The Titanic: Machine Learning from Disaster project on Kaggle
is a popular data science competition.
The objective is to develop a predictive model that determines whether
a given passenger survived the Titanic disaster. This is achieved by analyzing
a dataset that includes variables such as the passenger’s age, sex, fare, cabin,
embarkation point, among others.
Since this is my first project using Artificial Intelligence,
I wanted to see how far I could go without the need for a specific
tutorial or any external help. Throughout the process, I learned about
statistics and various AI models that could assist me with this task.
Here is how it went:
This competition presents two datasets containing passenger information from the historic RMS Titanic:
train.csv: Contains details for 891 passengers with survival outcomes:
PassengerId | Survived | Pclass | Name | Sex | Age | SibSp | Parch | Ticket | Fare | Cabin | Embarked |
---|---|---|---|---|---|---|---|---|---|---|---|
1 | 0 | 3 | Braund, Mr. Owen Harris | male | 22.0 | 1 | 0 | A/5 21171 | 7.2500 | NaN | S |
2 | 1 | 1 | Cumings, Mrs. John Bradley (Florence Briggs Thayer) | female | 38.0 | 1 | 0 | PC 17599 | 71.2833 | C85 | C |
3 | 1 | 3 | Heikkinen, Miss. Laina | female | 26.0 | 0 | 0 | STON/O2. 3101282 | 7.9250 | NaN | S |
... | ... | ... | ... | ... | ... | ... | ... | ... | ... | ... | ... |
889 | 1 | 1 | Behr, Mr. Karl Howell | male | 26.0 | 0 | 0 | 111369 | 30.0000 | C148 | C |
890 | 1 | 1 | Behr, Mr. Karl Howell | male | 26.0 | 0 | 0 | 111369 | 30.0000 | C148 | C |
891 | 0 | 3 | Dooley, Mr. Patrick | male | 32.0 | 0 | 0 | 370376 | 7.7500 | NaN | Q |
test.csv: Contains 418 additional passengers data without survival outcomes:
PassengerId | Pclass | Name | Sex | Age | SibSp | Parch | Ticket | Fare | Cabin | Embarked |
---|---|---|---|---|---|---|---|---|---|---|
892 | 3 | Kelly, Mr. James | male | 34.5 | 0 | 0 | 330911 | 7.8292 | NaN | Q |
893 | 3 | Wilkes, Mrs. James (Ellen Needs) | female | 47.0 | 1 | 0 | 363272 | 7.0000 | NaN | S |
894 | 2 | Myles, Mr. Thomas Francis | male | 62.0 | 0 | 0 | 240276 | 9.6875 | NaN | Q |
... | ... | ... | ... | ... | ... | ... | ... | ... | ... | ... |
1307 | 3 | Saether, Mr. Simon Sivertsen | male | 38.5 | 0 | 0 | SOTON/O.Q. 3101262 | 7.2500 | NaN | S |
1308 | 3 | Ware, Mr. Frederick | male | NaN | 0 | 0 | 359309 | 8.0500 | NaN | S |
1309 | 3 | Peter, Master. Michael J | male | NaN | 1 | 1 | 2668 | 22.3583 | NaN | C |
Before diving into data analysis, it's crucial to first ensure the quality of our data. Higher-quality data
leads to more reliable and insightful conclusions.
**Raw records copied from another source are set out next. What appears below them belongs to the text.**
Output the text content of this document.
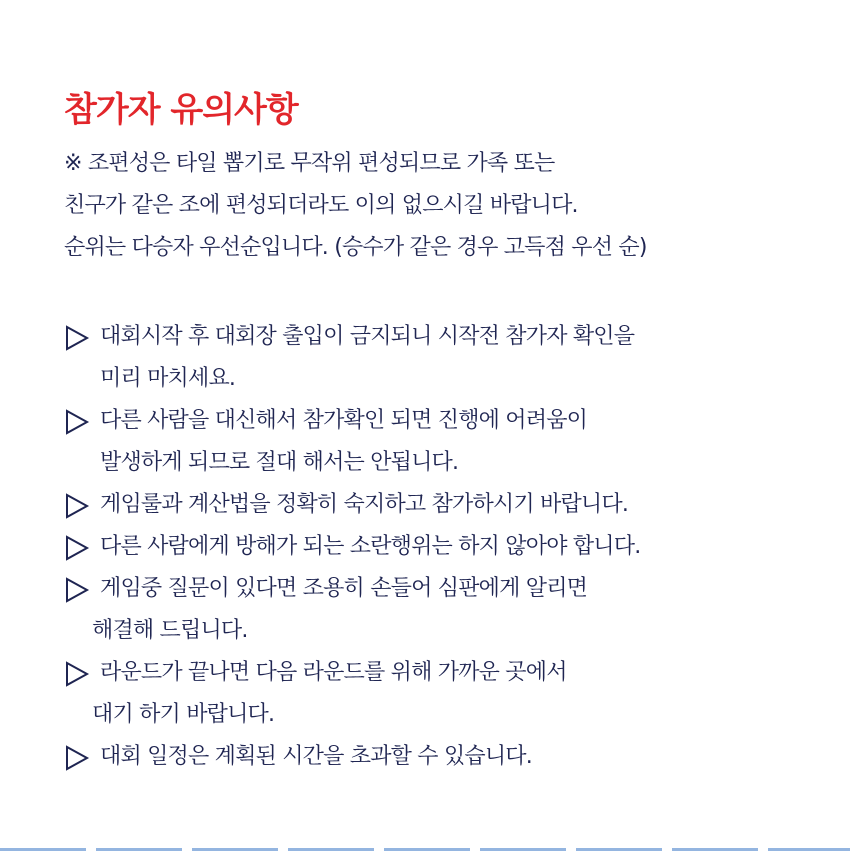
참가자 유의사항
※ 조편성은 타일 뽑기로 무작위 편성되므로 가족 또는
친구가 같은 조에 편성되더라도 이의 없으시길 바랍니다.
순위는 다승자 우선순입니다. (승수가 같은 경우 고득점 우선 순)
대회시작 후 대회장 출입이 금지되니 시작전 참가자 확인을
미리 마치세요.
다른 사람을 대신해서 참가확인 되면 진행에 어려움이
발생하게 되므로 절대 해서는 안됩니다.
게임룰과 계산법을 정확히 숙지하고 참가하시기 바랍니다.
다른 사람에게 방해가 되는 소란행위는 하지 않아야 합니다.
게임중 질문이 있다면 조용히 손들어 심판에게 알리면
해결해 드립니다.
라운드가 끝나면 다음 라운드를 위해 가까운 곳에서
대기 하기 바랍니다.
대회 일정은 계획된 시간을 초과할 수 있습니다.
Our dataset contains some missing data points, leaving the values for those entries unknown.
This could be attributed to either the information being lost or not adequately collected.
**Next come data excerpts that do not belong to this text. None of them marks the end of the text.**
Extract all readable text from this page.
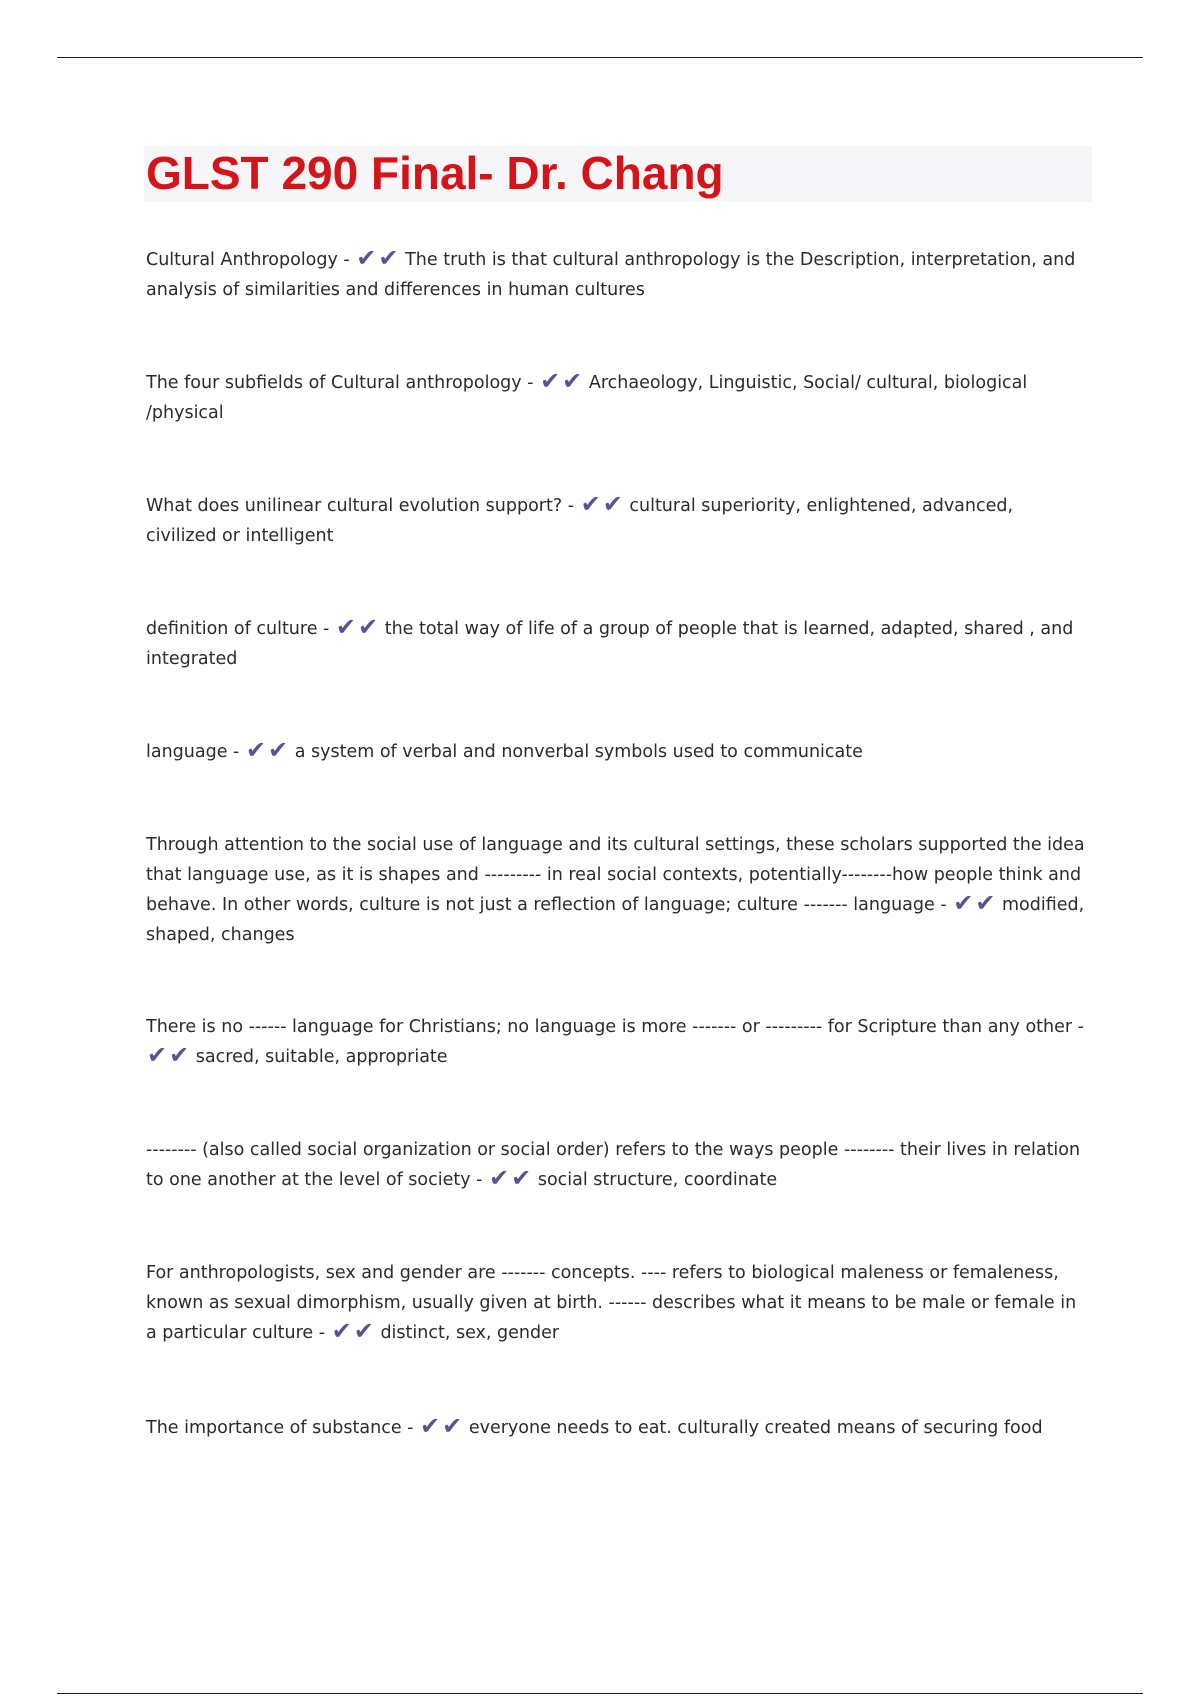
GLST 290 Final- Dr. Chang

Cultural Anthropology - ✔✔ The truth is that cultural anthropology is the Description, interpretation, and analysis of similarities and differences in human cultures

The four subfields of Cultural anthropology - ✔✔ Archaeology, Linguistic, Social/ cultural, biological /physical

What does unilinear cultural evolution support? - ✔✔ cultural superiority, enlightened, advanced, civilized or intelligent

definition of culture - ✔✔ the total way of life of a group of people that is learned, adapted, shared , and integrated

language - ✔✔ a system of verbal and nonverbal symbols used to communicate

Through attention to the social use of language and its cultural settings, these scholars supported the idea that language use, as it is shapes and --------- in real social contexts, potentially--------how people think and behave. In other words, culture is not just a reflection of language; culture ------- language - ✔✔ modified, shaped, changes

There is no ------ language for Christians; no language is more ------- or --------- for Scripture than any other - ✔✔ sacred, suitable, appropriate

-------- (also called social organization or social order) refers to the ways people -------- their lives in relation to one another at the level of society - ✔✔ social structure, coordinate

For anthropologists, sex and gender are ------- concepts. ---- refers to biological maleness or femaleness, known as sexual dimorphism, usually given at birth. ------ describes what it means to be male or female in a particular culture - ✔✔ distinct, sex, gender

The importance of substance - ✔✔ everyone needs to eat. culturally created means of securing food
First, let's import all the libraries we'll be using in this demonstration:
import pandas as pd #For Data Manipulation
import numpy as np #For Numerical Operations
from sklearn.model_selection import train_test_split #To Split our dataset for training and validation purposes
from sklearn.metrics import mean_absolute_error, r2_score, mean_squared_error #To evaluate our model
from catboost import CatBoostRegressor #This is to create our Machine Learning model
Now, let's check which values are missing in our dataset by using pandas with the following python code:
#Reading CSV file
df = pd.read_csv('train.csv')
print(df.isnull().sum())
Which results on the following outcome:
PassengerId 0 Survived 0 Pclass 0 Name 0 Sex 0 Age 177 SibSp 0 Parch 0 Ticket 0 Fare 0 Cabin 687 Embarked 2 dtype: int64
We can see that the Cabin, Age, and Embarked sections contain missing data. Of the 891 data points in our
dataset,
687 entries in the Cabin column are missing. Since this column doesn't really contribute much valuable
information,
we can go ahead and drop it. These missing values don’t offer any useful patterns for the model to learn from.
#Dropping cabin column // # Setting inplace=True applies the change directly to the existing DataFrame
df.drop(columns=['Cabin'], inplace=True)
For the Embarked section, we'll fill the two missing entries with the mode, since it's just a couple of values,
using the most frequent category should work just fine.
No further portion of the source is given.